After some stops and starts, at last the federal government has released the long-awaited proposal for Stage 2 of qualifying for the meaningful use of electronic health records incentives.
In a 455-page proposal released Feb. 23, the Centers for Medicare and Medicaid Services has laid out the details for how it will raise the bar for healthcare providers to qualify for incentives.
Among its provisions, CMS will delay the start of Stage 2 until 2014 instead of 2013.
[See also: Stage 2 ready for primetime.]Published Date: February, 22 2012
As expected, the next stage of meaningful use builds on the criteria of the first stage, including increasing the threshold for performance of existing measures and pushing providers to actually exchange information in various transactions to drive continuous quality improvement.
In Stage 2, CMS said it would keep the same core-menu structure for required measures. Physicians will meet 17 core objectives and three of five menu options. Hospitals will meet 16 core measures and two of four menu options.
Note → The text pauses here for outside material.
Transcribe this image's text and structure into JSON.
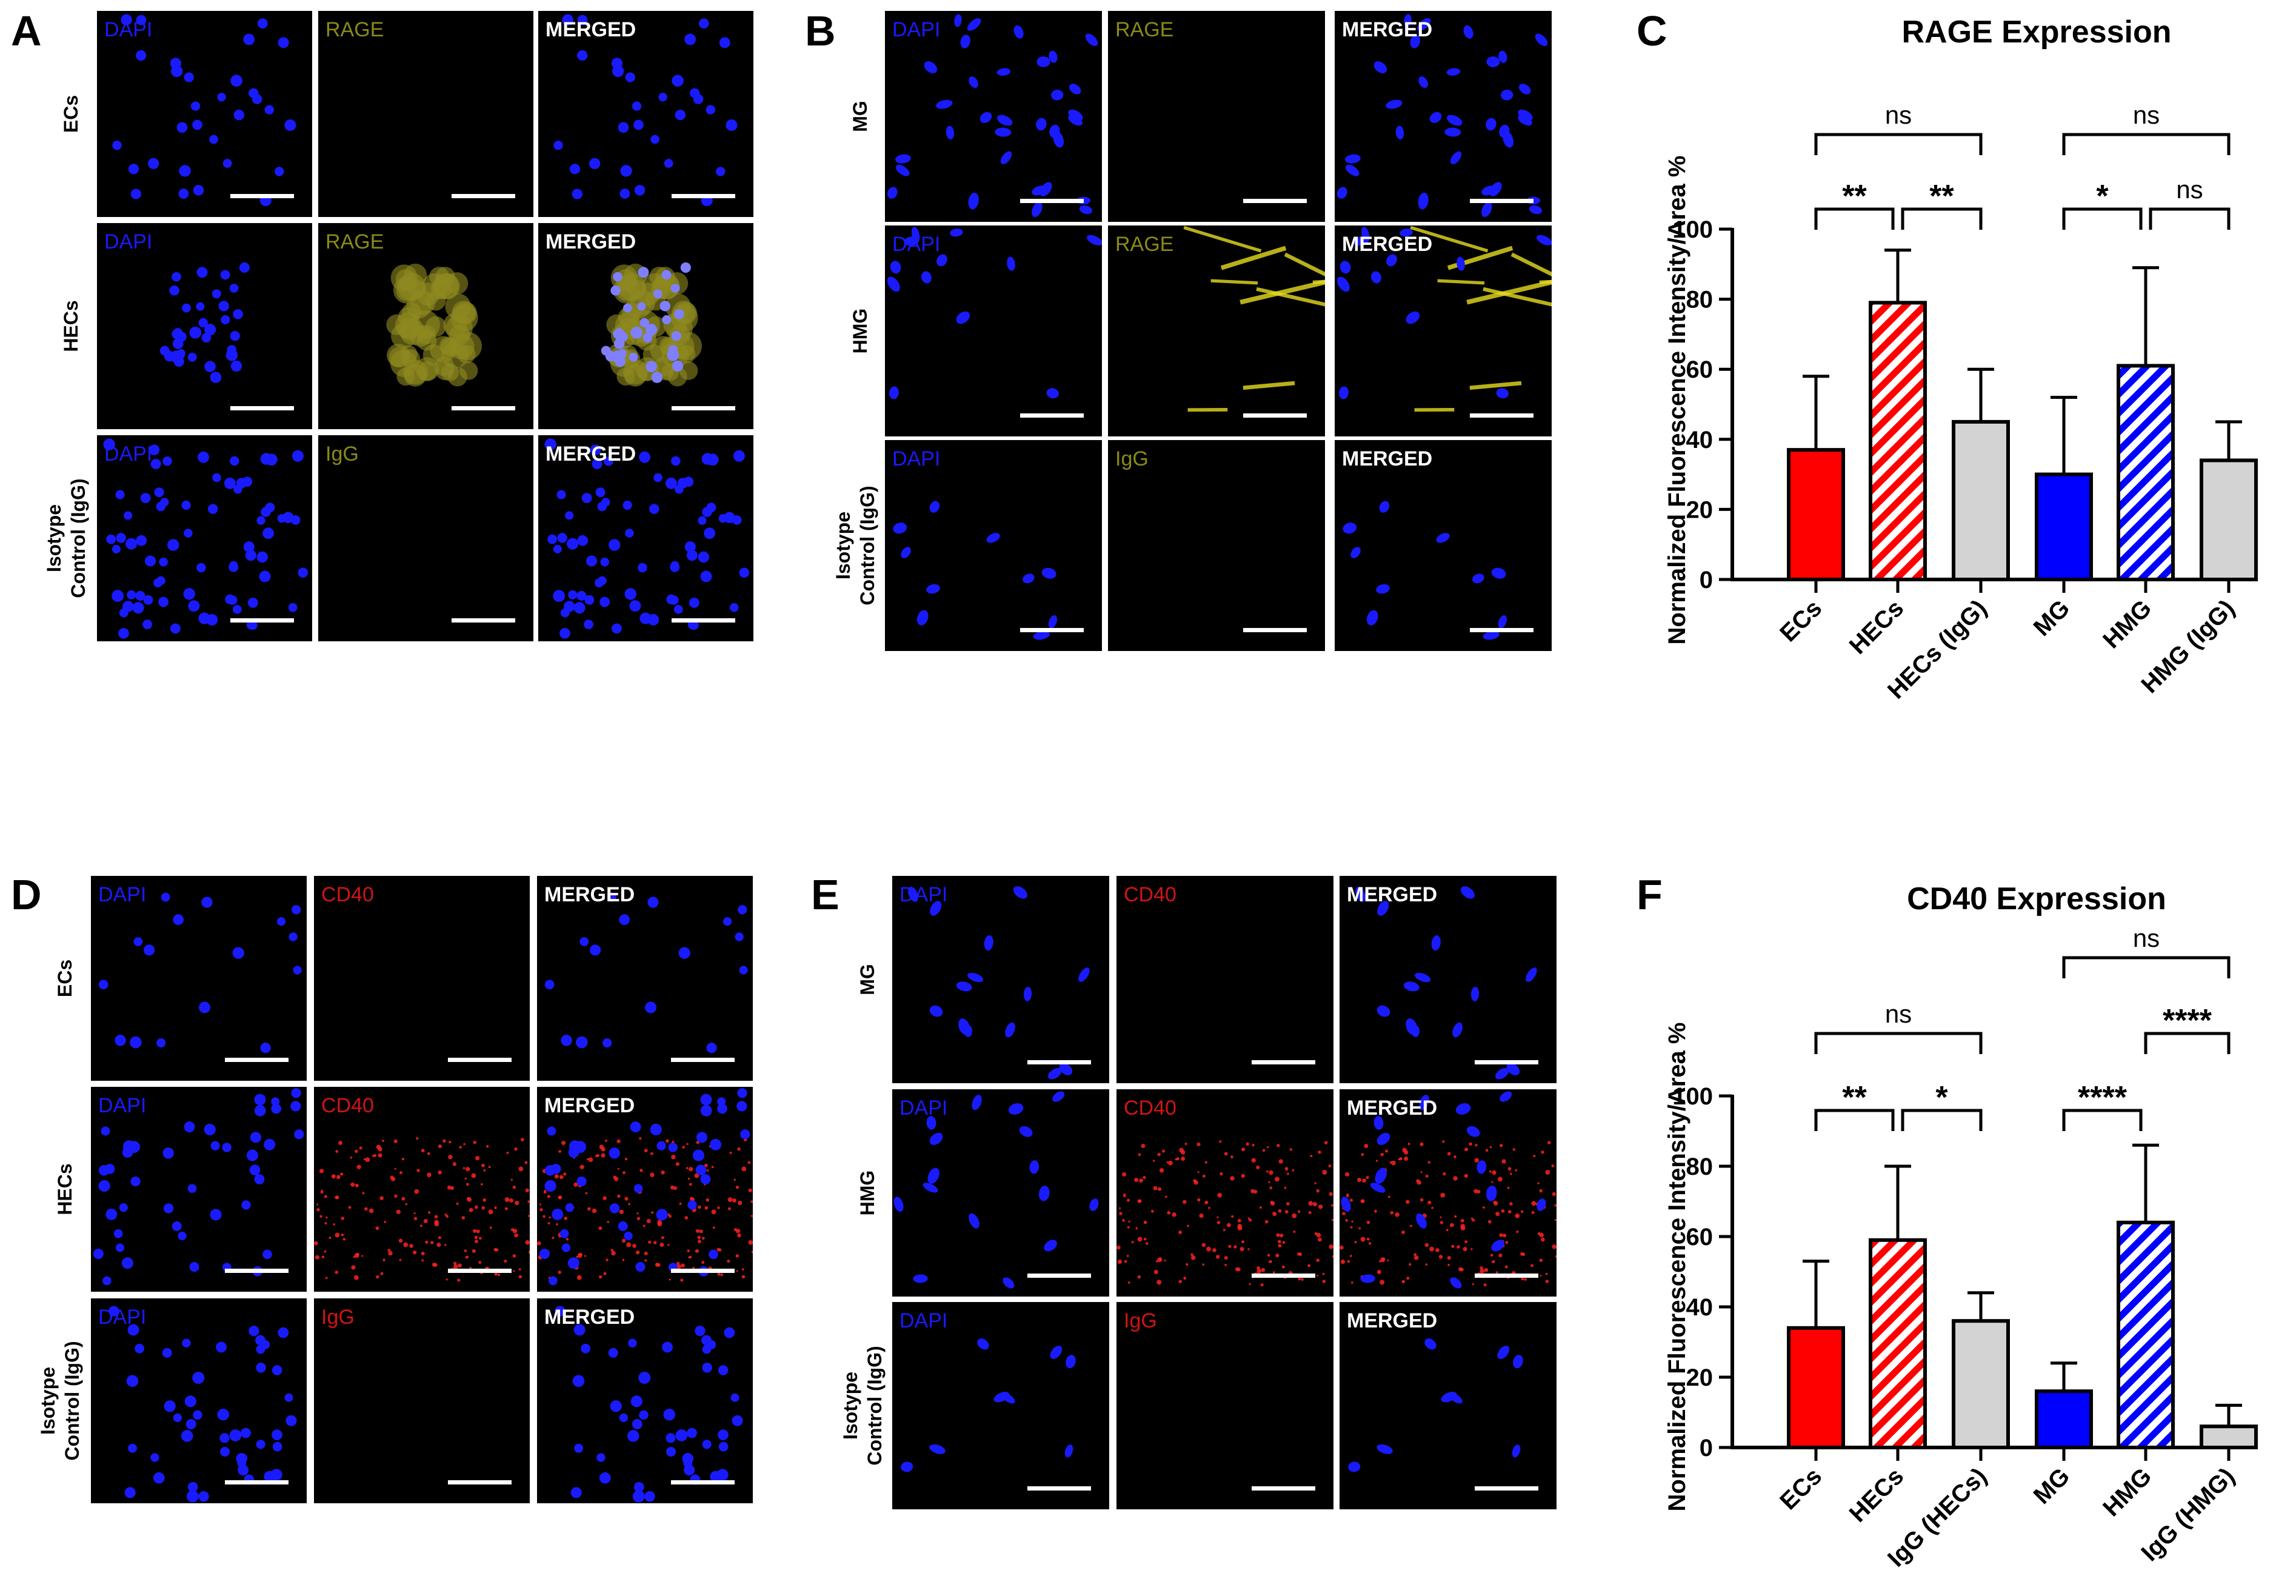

Health information exchange will be ramped up to a more “robust transitions of care” core objective, and the measure to provide patients with an electronic copy of their data is replaced by “electronic/online access” as a requirement.
The proposed rule had been widely expected sooner, and agency senior leaders faced disappointed crowds the day before at HIMSS12 without a rule in hand but gave them a “sneak peek” summary of the objectives. The public will be able to comment on the 455-page proposed rule for 60 days after which CMS will finalize the regulation during the summer.
CMS decided to delay the onset of Stage 2 by one year to 2014 because the original 2013 timeframe does not give vendors enough time to design, develop and test new functionality and providers to deploy it and track measures over the one-year reporting period. As a result, Stage 1 is extended until 2014.
CMS is also trying to make the reporting of quality measures in 2014 easier for providers. For physicians, the clinical quality measures will align with existing quality programs, such as those used for the Physician quality Reporting System and CMS’ Shared Savings Program. For hospitals, the clinical quality measure will line up with the Hospital Inpatient Quality Reporting and the Joint Commission’s hospital quality measures.
Physicians will report 12 clinical quality measures, while hospitals 24. The agency also outlines how providers may electronically submit the quality measures, and. CMS wants public feedback on methods for it, including aggregate-level and group reporting options and through existing quality reporting systems.